To integrate our biosensor system into the yeast genome, we used a multiplex 5-assembler genomic integration cassette (5-modular system), which allowed for integration into the yeast chromosome 10, site 3 (Fig. 3A). In order to confirm successful expression and localization of our receptors, we also utilized a multiplex 3-assembler genomic integration cassette (3- modular system) (Fig. 3B) to construct yeast strains containing our receptors linked to superfolder GFP (sfGFP). See Figure 6 for a complete explanation of yeast strains created.

Figure 3: The multiplex genomic integration system | 3A: The 5-assembler genomic integration cassette. The first module contains the receptor. Second module contains the GPA1. Third assembler contains the transcription factor STE12. Fourth assembler contains an empty vector backbone and the fifth assembler contains the reporter gene ZsGreen. 3B: The 3-assembler genomic integration cassette. The first module contains the receptor tagged with sfGFP. The second and the third assemblers contain empty backbone vectors.

Vector construction

For construction of all our yeast strains we used the same general workflow. Initially all fragments were PCR amplified using primers carrying USER overhangs. The fragments were verified through gel electrophoresis (Fig. 4A). Following PCR amplification, the fragments, were purified and ligated into our integration vectors using USER cloning. For a detailed explanation of the backbones used, please refer to our Project Design page. See Table 1 for list of constructs.

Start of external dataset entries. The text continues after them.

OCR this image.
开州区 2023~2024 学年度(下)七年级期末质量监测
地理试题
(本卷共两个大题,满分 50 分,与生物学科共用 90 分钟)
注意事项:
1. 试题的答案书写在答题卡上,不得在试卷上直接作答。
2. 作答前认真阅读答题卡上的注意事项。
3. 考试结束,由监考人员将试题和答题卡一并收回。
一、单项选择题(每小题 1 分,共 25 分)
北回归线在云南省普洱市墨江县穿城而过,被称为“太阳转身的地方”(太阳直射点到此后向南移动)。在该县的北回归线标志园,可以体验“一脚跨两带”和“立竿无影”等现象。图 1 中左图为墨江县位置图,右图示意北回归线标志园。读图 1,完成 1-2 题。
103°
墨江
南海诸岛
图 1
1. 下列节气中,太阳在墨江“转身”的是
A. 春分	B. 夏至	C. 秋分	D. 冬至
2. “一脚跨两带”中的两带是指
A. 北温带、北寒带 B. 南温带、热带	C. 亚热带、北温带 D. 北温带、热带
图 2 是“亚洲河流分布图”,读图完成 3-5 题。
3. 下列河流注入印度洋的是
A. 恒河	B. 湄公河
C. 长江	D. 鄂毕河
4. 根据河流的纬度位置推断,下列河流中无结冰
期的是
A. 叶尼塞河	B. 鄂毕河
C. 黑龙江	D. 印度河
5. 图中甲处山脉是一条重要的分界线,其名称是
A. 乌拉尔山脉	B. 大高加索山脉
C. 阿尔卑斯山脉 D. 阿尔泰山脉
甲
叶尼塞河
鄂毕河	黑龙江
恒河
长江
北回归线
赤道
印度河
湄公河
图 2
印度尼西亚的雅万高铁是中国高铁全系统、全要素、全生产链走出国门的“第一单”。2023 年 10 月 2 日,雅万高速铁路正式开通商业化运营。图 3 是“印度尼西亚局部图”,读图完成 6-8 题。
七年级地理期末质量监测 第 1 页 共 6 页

Table 1: The constructs made by USER ligation

Backbone	Promoter	Gene fragment
X3A	pCCW12	GPER
X3A	pCCW12	XLHCGR
X3A	pCCW12	GPER-linker + sfGFP
X3A	pCCW12	XLHCGR-linker + sfGFP
Ass2A	pPGK1	GPA1-Gαi
Ass2A	pPGK1	GPA1-Gαs
Ass2B	pRET2	STE12
X3C	pFIG1	ZsGreen

Following USER cloning, successful transformant were picked and colony PCR was performed. The colony PCR products were separated by Gel electrophoresis and positive colonies were determined by comparing the band sizes on the gel with expected sizes. Figure 4B depicts a representative colony PCR gel electrophoresis, as performed on GPER-Li-sfGFP. Based on the results of colony PCR, 1-2 colonies were picked and grown overnight. Plasmid DNA purification was carried out and sequencing used to verify successful vector construction.

Figure 4: Representative gel electrophoresis images | 4A: PCR of USER fragments. Expected band sizes are listed for each fragment. 4B: Colony PCR of ligated fragment pCCW12-GPER. A positive band was observed in lane 2 around 1800 bp, which correlates well to the expected band size for a construct of 1818 bp. Lane 1 does not show a band, which means that this sample was negative.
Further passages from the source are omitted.